= Rufskin =

American men's clothing manufacturer

Rufskin is an American men's athletic, underwear, swimwear, sportswear and denim manufacturer headquartered in San Diego, California. Founded in 2002, the company is owned and operated by designer Hubert Pouches and president Douglas Coats.

==Company history==

Rufskin was created after Douglas Coats and Hubert Pouches relocated from France to Southern California. Originally hand-made and distributed from a residential location, the company has since expanded to several brick-and-mortar stores and maintains a heavy online presence. The company is known for its marketing towards the gay community, with provocative advertising and promotion within gay clubs and events. Pouches cites a desire to create clothing that is "sexy, futuristic, masculine and athletic". He also notes his inspiration came from working as a designer in France, also operating a modeling agency, where he met Douglas Coats. While well-received in the United States, Rufskin does especially well overseas, ultimately resulting in the opening of a European flagship store in Amsterdam for a period of time. To date, the brand is sold in various boutiques and retail stores around the world, including San Diego, Palm Springs, New York City, Miami and Amsterdam.

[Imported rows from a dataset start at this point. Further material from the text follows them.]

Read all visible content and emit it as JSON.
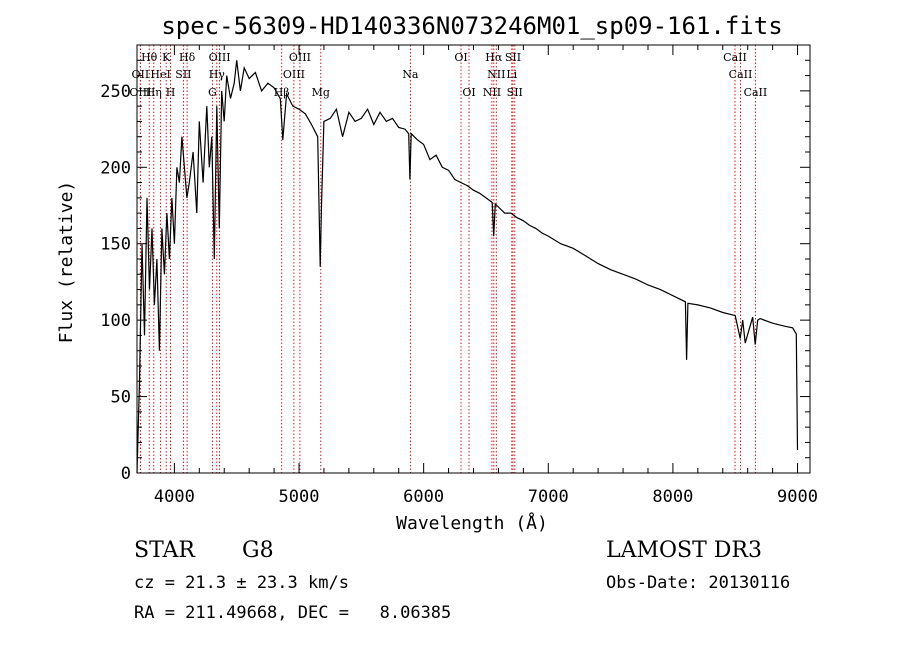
{
  "chart_data": {
    "type": "line",
    "title": "spec-56309-HD140336N073246M01_sp09-161.fits",
    "xlabel": "Wavelength (Å)",
    "ylabel": "Flux (relative)",
    "xlim": [
      3700,
      9100
    ],
    "ylim": [
      0,
      280
    ],
    "xticks": [
      4000,
      5000,
      6000,
      7000,
      8000,
      9000
    ],
    "yticks": [
      0,
      50,
      100,
      150,
      200,
      250
    ],
    "series": [
      {
        "name": "flux",
        "x": [
          3700,
          3720,
          3740,
          3760,
          3780,
          3800,
          3820,
          3840,
          3860,
          3880,
          3900,
          3920,
          3940,
          3960,
          3980,
          4000,
          4020,
          4040,
          4060,
          4080,
          4100,
          4120,
          4150,
          4180,
          4200,
          4230,
          4260,
          4280,
          4300,
          4320,
          4340,
          4360,
          4380,
          4400,
          4420,
          4450,
          4480,
          4500,
          4530,
          4560,
          4600,
          4650,
          4700,
          4750,
          4800,
          4850,
          4870,
          4900,
          4950,
          5000,
          5050,
          5100,
          5150,
          5170,
          5180,
          5200,
          5250,
          5300,
          5350,
          5400,
          5450,
          5500,
          5550,
          5600,
          5650,
          5700,
          5750,
          5800,
          5850,
          5880,
          5890,
          5900,
          5950,
          6000,
          6050,
          6100,
          6150,
          6200,
          6250,
          6300,
          6350,
          6400,
          6450,
          6500,
          6550,
          6562,
          6575,
          6600,
          6650,
          6700,
          6750,
          6800,
          6850,
          6900,
          6950,
          7000,
          7100,
          7200,
          7300,
          7400,
          7500,
          7600,
          7700,
          7800,
          7900,
          8000,
          8100,
          8110,
          8120,
          8200,
          8300,
          8400,
          8500,
          8540,
          8560,
          8580,
          8640,
          8660,
          8680,
          8700,
          8800,
          8900,
          8960,
          8990,
          9000
        ],
        "y": [
          0,
          60,
          150,
          90,
          180,
          120,
          160,
          110,
          140,
          80,
          160,
          130,
          170,
          140,
          180,
          150,
          200,
          190,
          220,
          200,
          180,
          190,
          210,
          170,
          230,
          190,
          240,
          200,
          220,
          140,
          240,
          160,
          250,
          230,
          260,
          245,
          255,
          270,
          250,
          265,
          258,
          262,
          250,
          255,
          252,
          245,
          218,
          248,
          240,
          238,
          235,
          228,
          220,
          135,
          175,
          230,
          232,
          238,
          220,
          236,
          230,
          232,
          238,
          228,
          236,
          230,
          232,
          226,
          225,
          222,
          192,
          222,
          218,
          215,
          205,
          208,
          200,
          198,
          192,
          190,
          188,
          185,
          183,
          180,
          177,
          155,
          176,
          174,
          170,
          170,
          167,
          165,
          162,
          160,
          157,
          155,
          150,
          147,
          142,
          137,
          133,
          130,
          127,
          123,
          120,
          116,
          112,
          74,
          111,
          110,
          108,
          105,
          103,
          88,
          100,
          85,
          102,
          84,
          100,
          101,
          98,
          96,
          95,
          91,
          15
        ]
      }
    ],
    "lines": [
      {
        "name": "Hθ",
        "wavelength": 3798
      },
      {
        "name": "OII",
        "wavelength": 3727
      },
      {
        "name": "OIII",
        "wavelength": 3727
      },
      {
        "name": "Hη",
        "wavelength": 3835
      },
      {
        "name": "HeI",
        "wavelength": 3889
      },
      {
        "name": "K",
        "wavelength": 3934
      },
      {
        "name": "H",
        "wavelength": 3969
      },
      {
        "name": "SII",
        "wavelength": 4072
      },
      {
        "name": "Hδ",
        "wavelength": 4102
      },
      {
        "name": "G",
        "wavelength": 4305
      },
      {
        "name": "Hγ",
        "wavelength": 4340
      },
      {
        "name": "OIII",
        "wavelength": 4363
      },
      {
        "name": "Hβ",
        "wavelength": 4861
      },
      {
        "name": "OIII",
        "wavelength": 4959
      },
      {
        "name": "OIII",
        "wavelength": 5007
      },
      {
        "name": "Mg",
        "wavelength": 5175
      },
      {
        "name": "Na",
        "wavelength": 5894
      },
      {
        "name": "OI",
        "wavelength": 6300
      },
      {
        "name": "OI",
        "wavelength": 6364
      },
      {
        "name": "NII",
        "wavelength": 6548
      },
      {
        "name": "Hα",
        "wavelength": 6563
      },
      {
        "name": "NII",
        "wavelength": 6583
      },
      {
        "name": "Li",
        "wavelength": 6707
      },
      {
        "name": "SII",
        "wavelength": 6717
      },
      {
        "name": "SII",
        "wavelength": 6731
      },
      {
        "name": "CaII",
        "wavelength": 8498
      },
      {
        "name": "CaII",
        "wavelength": 8542
      },
      {
        "name": "CaII",
        "wavelength": 8662
      }
    ],
    "label_tiers": [
      [
        {
          "text": "Hθ",
          "w": 3798
        },
        {
          "text": "K",
          "w": 3934
        },
        {
          "text": "Hδ",
          "w": 4102
        },
        {
          "text": "OIII",
          "w": 4363
        },
        {
          "text": "OIII",
          "w": 5007
        },
        {
          "text": "OI",
          "w": 6300
        },
        {
          "text": "Hα",
          "w": 6563
        },
        {
          "text": "SII",
          "w": 6717
        },
        {
          "text": "CaII",
          "w": 8498
        }
      ],
      [
        {
          "text": "OII",
          "w": 3727
        },
        {
          "text": "HeI",
          "w": 3889
        },
        {
          "text": "SII",
          "w": 4072
        },
        {
          "text": "Hγ",
          "w": 4340
        },
        {
          "text": "OIII",
          "w": 4959
        },
        {
          "text": "Na",
          "w": 5894
        },
        {
          "text": "NII",
          "w": 6583
        },
        {
          "text": "Li",
          "w": 6707
        },
        {
          "text": "CaII",
          "w": 8542
        }
      ],
      [
        {
          "text": "OIII",
          "w": 3727
        },
        {
          "text": "Hη",
          "w": 3835
        },
        {
          "text": "H",
          "w": 3969
        },
        {
          "text": "G",
          "w": 4305
        },
        {
          "text": "Hβ",
          "w": 4861
        },
        {
          "text": "Mg",
          "w": 5175
        },
        {
          "text": "OI",
          "w": 6364
        },
        {
          "text": "NII",
          "w": 6548
        },
        {
          "text": "SII",
          "w": 6731
        },
        {
          "text": "CaII",
          "w": 8662
        }
      ]
    ]
  },
  "info": {
    "object_type": "STAR",
    "subclass": "G8",
    "survey": "LAMOST DR3",
    "redshift": "cz = 21.3 ± 23.3 km/s",
    "obs_date": "Obs-Date: 20130116",
    "coords": "RA = 211.49668, DEC =   8.06385"
  },
  "colors": {
    "spectrum": "#000000",
    "line_markers": "#cc0000",
    "axes": "#000000"
  }
}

The company designs, manufactures and distributes exclusively from California. While Rufskin focuses mainly on marketing its ready-to-wear apparel, the brand offers specialty leather goods such as jackets and custom-fitted pants.

==Advertising and collaborations==
Since the earlier days of its inception, Rufskin has enlisted various industry photographers to create what are often provocative and risqué advertising campaigns. Photographer Rick Day has used Rufskin brand apparel and models in several projects, including digital and print media.

Rufskin has had several successful international advertising campaigns, including a 2011 Golden Iris Reader’s Choice Award for Campaign of the Year on location in Brazil. In 2012 the company worked with Rick Day on the beaches of South Africa.

In February, 2015 the company collaborated with Tom of Finland to create an exclusive 15-piece collection. The collection was sold online via their website, and at company stores. Both Hubert Pouches and Douglas Coats have been fans of Touko Laaksonen, and have cited him as a source of inspiration since before starting the company.